Pedido aponta crise profunda na rede municipal e reúne elementos que justificam investigação

Por Karol Peralta
A vereadora Luiza Ribeiro (PT) assinou o requerimento que solicita a criação da CPI da Saúde na Câmara Municipal de Campo Grande, com o objetivo de investigar possíveis irregularidades na gestão da saúde pública da Capital. O documento aponta um cenário crítico nas unidades do SUS, marcado por falta de médicos, insumos e problemas financeiros no Fundo Municipal de Saúde (FMS).
O requerimento protocolado por Luiza Ribeiro destaca que a saúde pública de Campo Grande chegou a um nível considerado crítico, perceptível pela população e amplamente relatado pela imprensa local. A crise envolve desde a falta de médicos e escassez de insumos até fragilidades na gestão financeira do FMS, situação que, segundo o documento, configura novos fatos determinados para abertura de uma Comissão Parlamentar de Inquérito.
Entre os pontos listados, está a fragilização institucional da Secretaria Municipal de Saúde, atualmente dirigida por um Comitê Gestor, além da falta de transparência em decretos que autorizaram mais de R$ 158 milhões em suplementação orçamentária. O requerimento também menciona a destinação irregular de recursos do FMS para o Consórcio Guaicurus, além da negligência na assistência farmacêutica, que resultou na falta de medicamentos básicos.

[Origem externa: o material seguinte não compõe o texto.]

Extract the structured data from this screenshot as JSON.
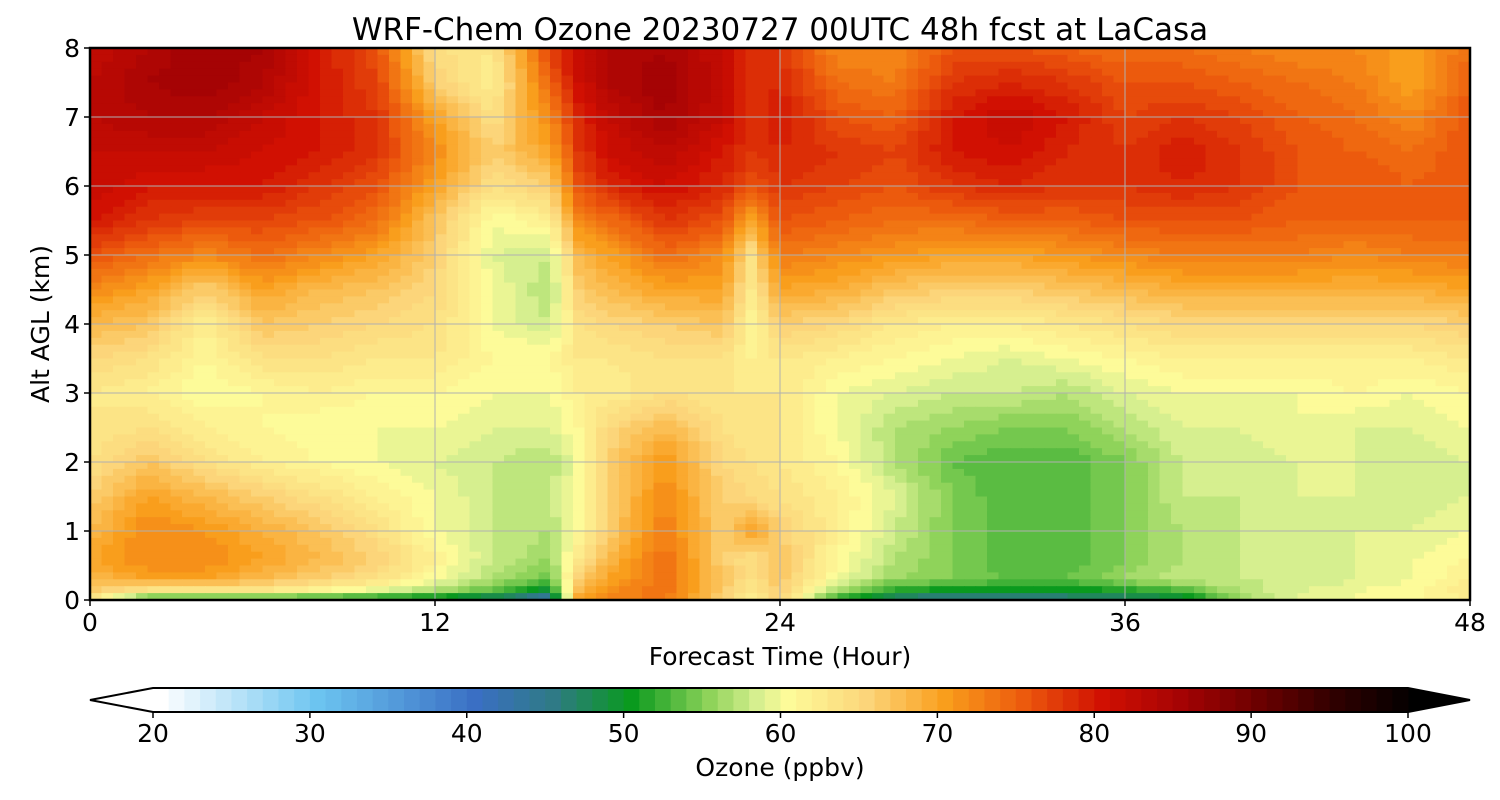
{
  "chart_data": {
    "type": "heatmap",
    "title": "WRF-Chem Ozone  20230727 00UTC 48h fcst at LaCasa",
    "xlabel": "Forecast Time (Hour)",
    "ylabel": "Alt AGL (km)",
    "xlim": [
      0,
      48
    ],
    "ylim": [
      0,
      8
    ],
    "xticks": [
      "0",
      "12",
      "24",
      "36",
      "48"
    ],
    "yticks": [
      "0",
      "1",
      "2",
      "3",
      "4",
      "5",
      "6",
      "7",
      "8"
    ],
    "grid": true,
    "colorbar": {
      "label": "Ozone  (ppbv)",
      "range": [
        20,
        100
      ],
      "ticks": [
        "20",
        "30",
        "40",
        "50",
        "60",
        "70",
        "80",
        "90",
        "100"
      ],
      "extend": "both",
      "stops": [
        {
          "v": 20,
          "c": "#ffffff"
        },
        {
          "v": 30,
          "c": "#6cc4f0"
        },
        {
          "v": 40,
          "c": "#3a6fc4"
        },
        {
          "v": 45,
          "c": "#2f7a86"
        },
        {
          "v": 50,
          "c": "#0a9a1e"
        },
        {
          "v": 55,
          "c": "#8fd35a"
        },
        {
          "v": 58,
          "c": "#d6ef8f"
        },
        {
          "v": 60,
          "c": "#fdfb99"
        },
        {
          "v": 65,
          "c": "#fcd57a"
        },
        {
          "v": 70,
          "c": "#f99e1c"
        },
        {
          "v": 75,
          "c": "#ec5a0d"
        },
        {
          "v": 80,
          "c": "#d11002"
        },
        {
          "v": 85,
          "c": "#a50304"
        },
        {
          "v": 90,
          "c": "#6b0000"
        },
        {
          "v": 95,
          "c": "#2e0000"
        },
        {
          "v": 100,
          "c": "#000000"
        }
      ]
    },
    "x_hours": [
      0,
      2,
      4,
      6,
      8,
      10,
      12,
      14,
      16,
      17,
      18,
      20,
      22,
      23,
      24,
      26,
      28,
      30,
      32,
      34,
      36,
      38,
      40,
      42,
      44,
      46,
      48
    ],
    "z_km": [
      0,
      0.1,
      0.3,
      0.6,
      1,
      1.5,
      2,
      2.5,
      3,
      3.5,
      4,
      4.5,
      5,
      5.5,
      6,
      6.5,
      7,
      7.5,
      8
    ],
    "ozone_ppbv": [
      [
        62,
        50,
        49,
        50,
        49,
        48,
        47,
        44,
        40,
        70,
        72,
        73,
        66,
        62,
        66,
        50,
        45,
        44,
        44,
        45,
        46,
        47,
        56,
        59,
        60,
        60,
        62
      ],
      [
        66,
        62,
        61,
        62,
        60,
        58,
        56,
        53,
        48,
        68,
        72,
        74,
        66,
        63,
        66,
        56,
        50,
        49,
        49,
        49,
        50,
        52,
        57,
        59,
        60,
        61,
        63
      ],
      [
        68,
        70,
        70,
        68,
        66,
        64,
        60,
        57,
        54,
        66,
        70,
        74,
        67,
        64,
        67,
        60,
        56,
        55,
        54,
        54,
        56,
        58,
        58,
        58,
        59,
        60,
        62
      ],
      [
        70,
        72,
        72,
        70,
        68,
        66,
        62,
        58,
        56,
        63,
        68,
        74,
        66,
        64,
        67,
        61,
        57,
        55,
        53,
        53,
        55,
        57,
        58,
        58,
        59,
        60,
        61
      ],
      [
        68,
        72,
        71,
        69,
        67,
        64,
        60,
        58,
        57,
        61,
        66,
        73,
        66,
        70,
        66,
        62,
        58,
        55,
        53,
        53,
        55,
        57,
        58,
        58,
        59,
        59,
        60
      ],
      [
        66,
        70,
        68,
        66,
        64,
        62,
        60,
        58,
        58,
        60,
        66,
        72,
        66,
        65,
        64,
        62,
        59,
        55,
        53,
        53,
        55,
        58,
        58,
        59,
        59,
        58,
        59
      ],
      [
        64,
        67,
        64,
        62,
        61,
        60,
        59,
        58,
        57,
        60,
        66,
        71,
        65,
        64,
        63,
        61,
        57,
        54,
        53,
        53,
        55,
        58,
        58,
        59,
        59,
        58,
        59
      ],
      [
        63,
        64,
        62,
        61,
        60,
        60,
        60,
        59,
        59,
        61,
        65,
        68,
        64,
        63,
        63,
        60,
        57,
        56,
        55,
        55,
        57,
        59,
        59,
        60,
        59,
        59,
        60
      ],
      [
        63,
        62,
        60,
        61,
        62,
        61,
        61,
        60,
        60,
        62,
        62,
        64,
        63,
        63,
        63,
        60,
        59,
        58,
        58,
        57,
        59,
        60,
        60,
        60,
        61,
        60,
        61
      ],
      [
        65,
        64,
        61,
        64,
        64,
        63,
        63,
        61,
        61,
        63,
        63,
        64,
        64,
        62,
        63,
        62,
        61,
        60,
        59,
        60,
        61,
        62,
        62,
        62,
        62,
        62,
        63
      ],
      [
        68,
        67,
        62,
        67,
        66,
        65,
        64,
        60,
        58,
        64,
        65,
        66,
        67,
        61,
        66,
        65,
        63,
        62,
        62,
        63,
        64,
        65,
        65,
        65,
        65,
        65,
        66
      ],
      [
        72,
        70,
        66,
        70,
        68,
        67,
        65,
        60,
        57,
        66,
        68,
        70,
        70,
        63,
        70,
        69,
        67,
        66,
        66,
        67,
        68,
        69,
        69,
        69,
        69,
        69,
        70
      ],
      [
        76,
        74,
        72,
        74,
        72,
        70,
        66,
        59,
        58,
        68,
        70,
        74,
        72,
        64,
        73,
        72,
        71,
        70,
        70,
        71,
        72,
        73,
        73,
        73,
        72,
        73,
        73
      ],
      [
        80,
        78,
        77,
        77,
        76,
        74,
        67,
        60,
        62,
        72,
        74,
        78,
        76,
        70,
        76,
        75,
        74,
        74,
        75,
        75,
        76,
        76,
        76,
        75,
        75,
        75,
        75
      ],
      [
        82,
        80,
        80,
        80,
        78,
        76,
        70,
        64,
        66,
        76,
        79,
        81,
        79,
        76,
        78,
        77,
        76,
        78,
        79,
        78,
        78,
        79,
        78,
        76,
        76,
        75,
        76
      ],
      [
        82,
        82,
        82,
        81,
        80,
        78,
        72,
        66,
        70,
        78,
        81,
        83,
        80,
        78,
        79,
        78,
        77,
        80,
        81,
        79,
        78,
        80,
        78,
        76,
        75,
        74,
        76
      ],
      [
        83,
        84,
        84,
        82,
        80,
        78,
        70,
        64,
        72,
        79,
        82,
        85,
        82,
        78,
        80,
        76,
        75,
        80,
        82,
        80,
        77,
        78,
        77,
        75,
        74,
        72,
        76
      ],
      [
        83,
        85,
        86,
        84,
        80,
        77,
        66,
        62,
        75,
        81,
        84,
        86,
        82,
        78,
        79,
        74,
        73,
        78,
        79,
        78,
        76,
        76,
        75,
        74,
        73,
        70,
        75
      ],
      [
        82,
        84,
        86,
        85,
        80,
        76,
        64,
        63,
        77,
        82,
        84,
        85,
        82,
        78,
        78,
        72,
        72,
        76,
        76,
        75,
        74,
        74,
        73,
        72,
        72,
        70,
        74
      ]
    ]
  }
}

Outro problema citado é a ausência de insumos essenciais como fraldas, sondas, alimentação parenteral e suplementos afetando diretamente crianças, pessoas com deficiência e pacientes que dependem desses materiais. O documento afirma que o cenário viola normas constitucionais e a Lei Brasileira de Inclusão.
“A cidade merece respostas”, afirma Luiza Ribeiro
Para a vereadora, a abertura da CPI representa um passo necessário diante da gravidade da crise.
“Não é possível aceitar que a população continue sofrendo diante de tanta desorganização, falta de transparência e violações legais. A CPI é uma ferramenta democrática e necessária para investigar, com rigor, cada fato que levou nossa saúde pública a esse estado de calamidade. Estamos falando de direito à vida e à dignidade. A cidade merece respostas e soluções”, disse.
O requerimento ainda reforça que, embora a Prefeitura alegue aplicar mais de 30% dos recursos próprios na saúde, os resultados não chegam às unidades básicas. A análise da execução orçamentária mostra redução de verbas na assistência farmacêutica, pagamentos atrasados e fornecedores desmotivados, quadro que aprofunda as dificuldades enfrentadas pelos pacientes.
Próximos passos na Câmara
Após protocolado, o pedido segue para análise do presidente da Câmara Municipal, que deverá publicar o ato de criação da CPI, definindo composição, objetivos e prazo das investigações.
Com a instauração, a comissão passa a ter poderes equivalentes aos de autoridades judiciais, podendo solicitar documentos, convocar gestores, realizar perícias, ouvir testemunhas e encaminhar eventuais irregularidades ao Ministério Público.